Corporate Purpose and Corporate Competition
Abstract
The large American corporation faces ever-rising pressure to pursue a purpose beyond shareholder profit. This rising pressure interacts with changes in industrial organization in a way that has not been comprehensively analyzed and is generally ignored. It’s not just purpose pressure that is rising: firms’ capacities to accommodate that pressure for a wider purpose is rising as well.
Three changes in industrial organization are most relevant: the possibility of declining competition, the counter-possibility of increasing winner-take-all competition, and the possibility that the ownership of the big firms has concentrated (even if the firms themselves have not), thereby diluting competitive zeal. Consider competitive decline: In robustly competitive economies, firms cannot deviate much from profit maximization for expensive corporate purpose programs unless they bolster profitability (by branding the firm positively for consumers or by better motivating employees, for example). In economies with slack competition, in contrast, monopolistic and oligopolistic firms can accommodate purpose pressure from their excess profits, redirecting some or much excess profit from shareholders to stakeholders—to customers, employees, or the public good. By many accounts, competition has been declining in the United States. By some accounts, it has declined precipitously.
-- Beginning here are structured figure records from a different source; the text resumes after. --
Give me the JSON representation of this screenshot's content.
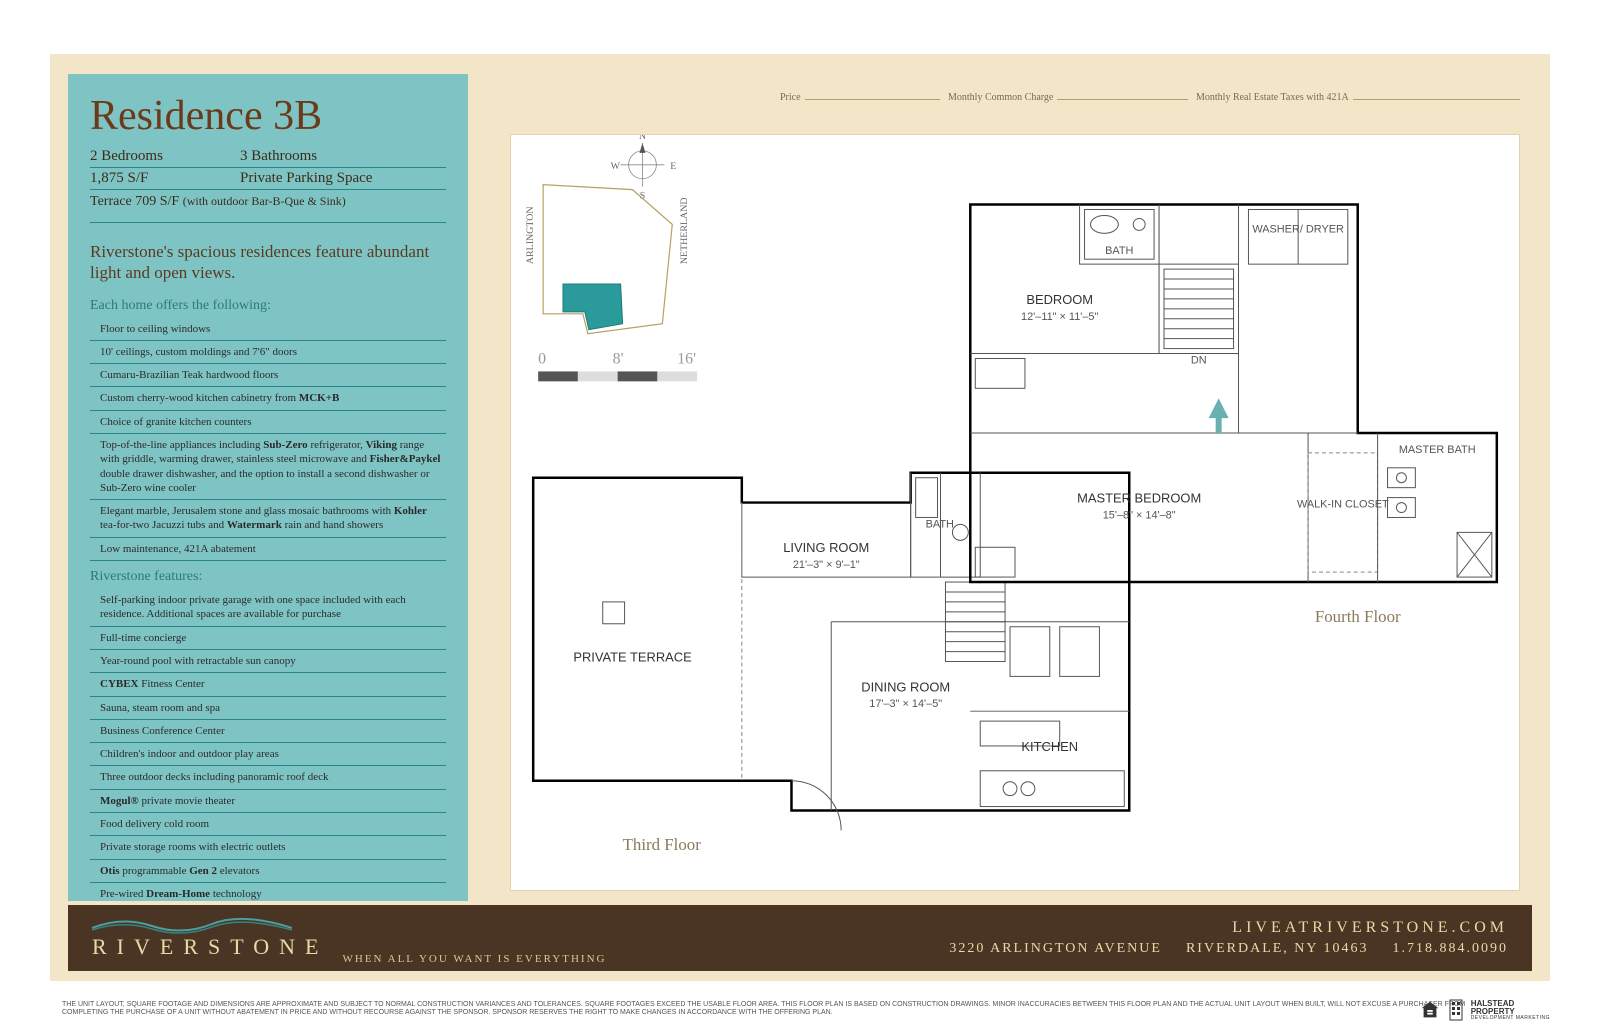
{
  "colors": {
    "page_bg": "#f3e6c8",
    "teal_panel": "#7fc4c4",
    "teal_rule": "#2a8585",
    "title_brown": "#6b3a1a",
    "footer_brown": "#4a3424",
    "footer_text": "#e8d9a8",
    "section_teal": "#2a7a7a",
    "keyplan_accent": "#2a9a9a"
  },
  "header": {
    "title": "Residence 3B",
    "bedrooms": "2 Bedrooms",
    "bathrooms": "3 Bathrooms",
    "sqft": "1,875 S/F",
    "parking": "Private Parking Space",
    "terrace": "Terrace 709 S/F",
    "terrace_note": "(with outdoor Bar-B-Que & Sink)"
  },
  "blurb": "Riverstone's spacious residences feature abundant light and open views.",
  "home_features_title": "Each home offers the following:",
  "home_features": [
    "Floor to ceiling windows",
    "10' ceilings, custom moldings and 7'6\" doors",
    "Cumaru-Brazilian Teak hardwood floors",
    "Custom cherry-wood kitchen cabinetry from <strong>MCK+B</strong>",
    "Choice of granite kitchen counters",
    "Top-of-the-line appliances including <strong>Sub-Zero</strong> refrigerator, <strong>Viking</strong> range with griddle, warming drawer, stainless steel microwave and <strong>Fisher&Paykel</strong> double drawer dishwasher, and the option to install a second dishwasher or Sub-Zero wine cooler",
    "Elegant marble, Jerusalem stone and glass mosaic bathrooms with <strong>Kohler</strong> tea-for-two Jacuzzi tubs and <strong>Watermark</strong> rain and hand showers",
    "Low maintenance, 421A abatement"
  ],
  "building_features_title": "Riverstone features:",
  "building_features": [
    "Self-parking indoor private garage with one space included with each residence. Additional spaces are available for purchase",
    "Full-time concierge",
    "Year-round pool with retractable sun canopy",
    "<strong>CYBEX</strong> Fitness Center",
    "Sauna, steam room and spa",
    "Business Conference Center",
    "Children's indoor and outdoor play areas",
    "Three outdoor decks including panoramic roof deck",
    "<strong>Mogul®</strong> private movie theater",
    "Food delivery cold room",
    "Private storage rooms with electric outlets",
    "<strong>Otis</strong> programmable <strong>Gen 2</strong> elevators",
    "Pre-wired <strong>Dream-Home</strong> technology"
  ],
  "price_labels": {
    "price": "Price",
    "monthly_cc": "Monthly Common Charge",
    "taxes": "Monthly Real Estate Taxes with 421A"
  },
  "floorplan": {
    "third_floor_label": "Third Floor",
    "fourth_floor_label": "Fourth Floor",
    "compass": {
      "n": "N",
      "s": "S",
      "e": "E",
      "w": "W"
    },
    "keyplan": {
      "street1": "ARLINGTON",
      "street2": "NETHERLAND"
    },
    "scale": {
      "zero": "0",
      "mid": "8'",
      "max": "16'"
    },
    "rooms": {
      "private_terrace": "PRIVATE TERRACE",
      "living": {
        "name": "LIVING ROOM",
        "dims": "21'–3\" × 9'–1\""
      },
      "dining": {
        "name": "DINING ROOM",
        "dims": "17'–3\" × 14'–5\""
      },
      "kitchen": "KITCHEN",
      "bath3": "BATH",
      "bedroom": {
        "name": "BEDROOM",
        "dims": "12'–11\" × 11'–5\""
      },
      "master": {
        "name": "MASTER BEDROOM",
        "dims": "15'–8\" × 14'–8\""
      },
      "master_bath": "MASTER BATH",
      "walkin": "WALK-IN CLOSET",
      "bath4": "BATH",
      "washer": "WASHER/ DRYER",
      "dn": "DN"
    }
  },
  "footer": {
    "logo": "RIVERSTONE",
    "tagline": "WHEN ALL YOU WANT IS EVERYTHING",
    "website": "LIVEATRIVERSTONE.COM",
    "address": "3220 ARLINGTON AVENUE",
    "city": "RIVERDALE, NY 10463",
    "phone": "1.718.884.0090"
  },
  "disclaimer": "THE UNIT LAYOUT, SQUARE FOOTAGE AND DIMENSIONS ARE APPROXIMATE AND SUBJECT TO NORMAL CONSTRUCTION VARIANCES AND TOLERANCES. SQUARE FOOTAGES EXCEED THE USABLE FLOOR AREA. THIS FLOOR PLAN IS BASED ON CONSTRUCTION DRAWINGS. MINOR INACCURACIES BETWEEN THIS FLOOR PLAN AND THE ACTUAL UNIT LAYOUT WHEN BUILT, WILL NOT EXCUSE A PURCHASER FROM COMPLETING THE PURCHASE OF A UNIT WITHOUT ABATEMENT IN PRICE AND WITHOUT RECOURSE AGAINST THE SPONSOR. SPONSOR RESERVES THE RIGHT TO MAKE CHANGES IN ACCORDANCE WITH THE OFFERING PLAN.",
  "halstead": {
    "l1": "HALSTEAD",
    "l2": "PROPERTY",
    "l3": "DEVELOPMENT MARKETING"
  }
}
That decline suggests three possibilities: One—the central thesis of this Article— purpose pressure has greater potential to succeed if competition has declined or rents have otherwise grown; in competitive markets, the profit-oriented but purpose-pressured firm has no choice but to refuse the purpose pressure (or to give it only lip service), while in monopolistically-organized industries, the purpose-pressured firm has more room to maneuver. Two, the normative bases undergirding shareholder primacy, although still strong, are less powerful in monopolistic markets. Three, declining corporate competition and rising corporate profits create a lush field for social conflict inside the firm and the polity for shareholders and stakeholders each to seek a share of those profits. The result can infuse basic corporate governance with social conflict, contributing to or exacerbating our rising political and social instability. Expanding purpose pressure is one manifestation of this conflict.